Pugh began his career as a patrol officer in the 19th Police District in 2007.
“It’s a very busy district and, over the course of a year, I gained a lot of experience being around a lot of veteran officers who I’m still friends with today,” he said.
During his 12 years as a patrol officer, Pugh got involved in community outreach, including playing bingo and painting with individuals at senior centers.
“I did that for my last two years in the 19th district, and that gave me an opportunity to engage the public in a different way versus an aggressive way in which we are sometimes met with on the streets.”
In an environment where police relations with youth are constantly in the spotlight, providing a positive role model as a police officer is essential.
“Going from patrol to PAL is a different animal, in that your shift is all kids. It’s all their troubles, and you have to put on several different hats,” he said. “A kid might come in sick, a kid may have had an argument with a parent, a kid may be failing school or being bullied. And, you have to navigate that. And, you can engage kids in various ways.”
Pugh pointed out despite all the different roles he takes on, he never does it alone.
“I thought I was going to come in and it was going to be me and a gym, a bunch of balls and 50 kids,” said Pugh, laughing. “But then I realized, as you get to know people, the community wants to come in because they want to see the kids succeed, also.”
Part of that community encompasses former Rizzo PAL kids.
Gianna Bradley, who began coming to Rizzo PAL with Officer Rehr when she was 8, has stayed on as attendance coordinator for Pugh.

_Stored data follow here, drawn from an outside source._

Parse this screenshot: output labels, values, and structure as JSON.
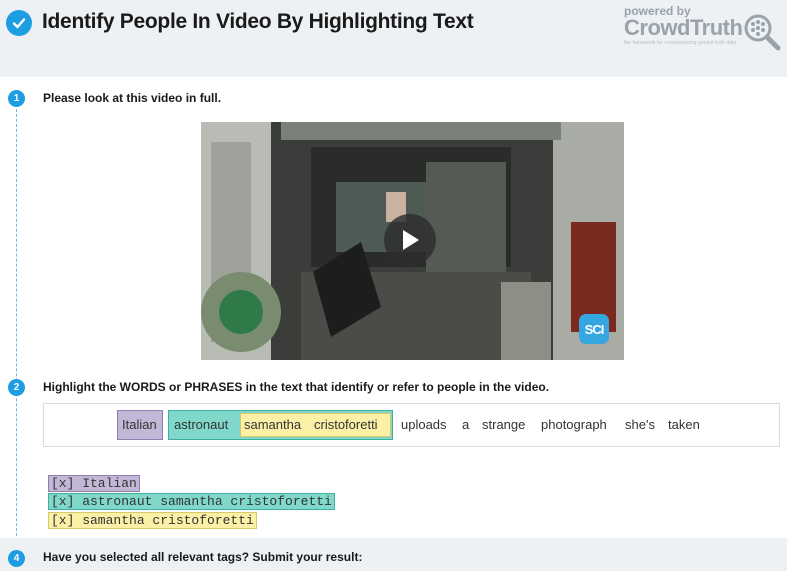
{
  "header": {
    "title": "Identify People In Video By Highlighting Text",
    "brand_powered": "powered by",
    "brand_name": "CrowdTruth",
    "brand_tagline": "the framework for crowdsourcing ground truth data",
    "accent_color": "#1e9ee2"
  },
  "steps": [
    {
      "number": "1",
      "text": "Please look at this video in full."
    },
    {
      "number": "2",
      "text": "Highlight the WORDS or PHRASES in the text that identify or refer to people in the video."
    },
    {
      "number": "4",
      "text": "Have you selected all relevant tags? Submit your result:"
    }
  ],
  "video": {
    "play_icon": "play-icon",
    "badge": "SCI"
  },
  "sentence": {
    "tokens": [
      "Italian",
      "astronaut",
      "samantha",
      "cristoforetti",
      "uploads",
      "a",
      "strange",
      "photograph",
      "she's",
      "taken"
    ]
  },
  "highlights": [
    {
      "color": "#c3b7d8",
      "span": "Italian"
    },
    {
      "color": "#7fd8c9",
      "span": "astronaut samantha cristoforetti"
    },
    {
      "color": "#fbf0a6",
      "span": "samantha cristoforetti"
    }
  ],
  "selected_tags": [
    {
      "label": "[x] Italian"
    },
    {
      "label": "[x] astronaut samantha cristoforetti"
    },
    {
      "label": "[x] samantha cristoforetti"
    }
  ]
}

“She made it very, very easy to get acclimated,” he said. “She’s the perfect person to have here. We have people who grew up here in PAL who want to come back and volunteer or work. And, Jessica [Gallagher] was another one of Officer Rehr’s PAL kids who wanted to stay on board and help. She’ll be picking back up with the Positive Images program.”
Prior to taking over at Rizzo, Pugh spent nine months at Fairhill PAL.

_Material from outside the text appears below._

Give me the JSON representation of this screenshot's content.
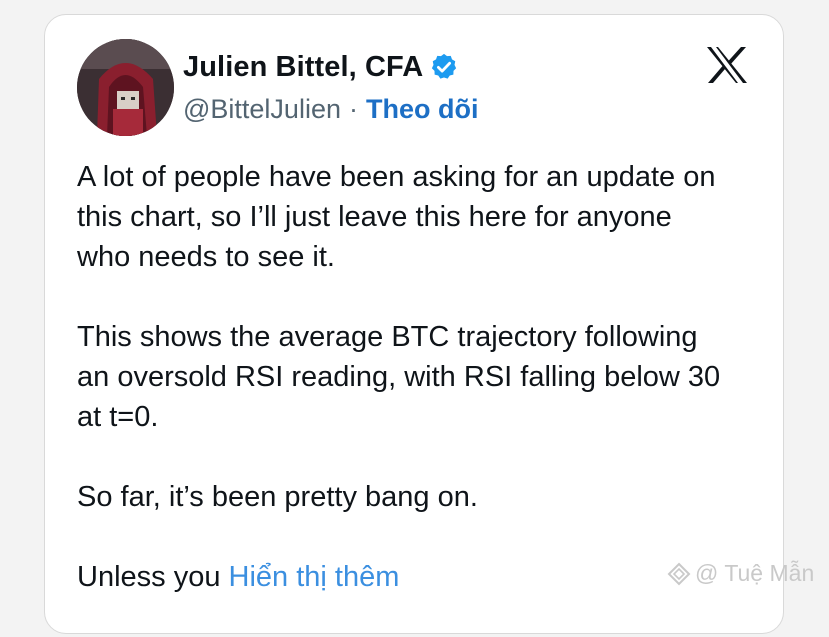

“It was tough because I was leaving my kids,” he said. “And, these were Officer Ernie’s kids. But, I think if you come in with respect, like, ‘I’ll give you your respect and you give me mine and we’ll get along great. We don’t have to be best friends, but we’re always going to respect each other.’ ”
Rehr worked alongside Pugh to make the transition easier.
“When you’re working with someone, it’s an easier transition than just taking over and starting your own thing,” he said. “You see all the strengths the PAL center had and you can expand upon that instead of tearing down and rebuilding. I can honestly say my first few months here have been positive.”
While Pugh isn’t starting from scratch in regard to programming because all PAL centers have a blueprint to follow, he is starting from square one with the kids who walk through the door.
“With the children, you have to get to know them and you have to gain trust,” he said. “If you don’t, it’s not going to be a good system.”
Creating a good system starts with respect, according to Pugh.
“You’re going to respect the house. You’re not going to curse or fight. And, have fun. Those are the basic rules I brought with me,” he said.
And, playing Connect 4 with whomever is up for the challenge.
Pugh is currently undefeated in the giant game in the center’s game room, and is offering a prize for any contender who beats him.
Computer Club is on track to make a comeback in the near future, and there are talks of setting up a haunted house in the fall.
For now, building strong relationships with all the youth who utilize the center and the community surrounding it is the game plan.
“I know I’m going to have to work to build that. People have to know to trust me and be able to come to me and that trust takes a little while,” Pugh said. “I have to make sure that every kid who walks through the door gets treated fairly. I have to make sure everything PAL has to offer, that every kid has the opportunity to experience that. No kid can get cheated on my watch.”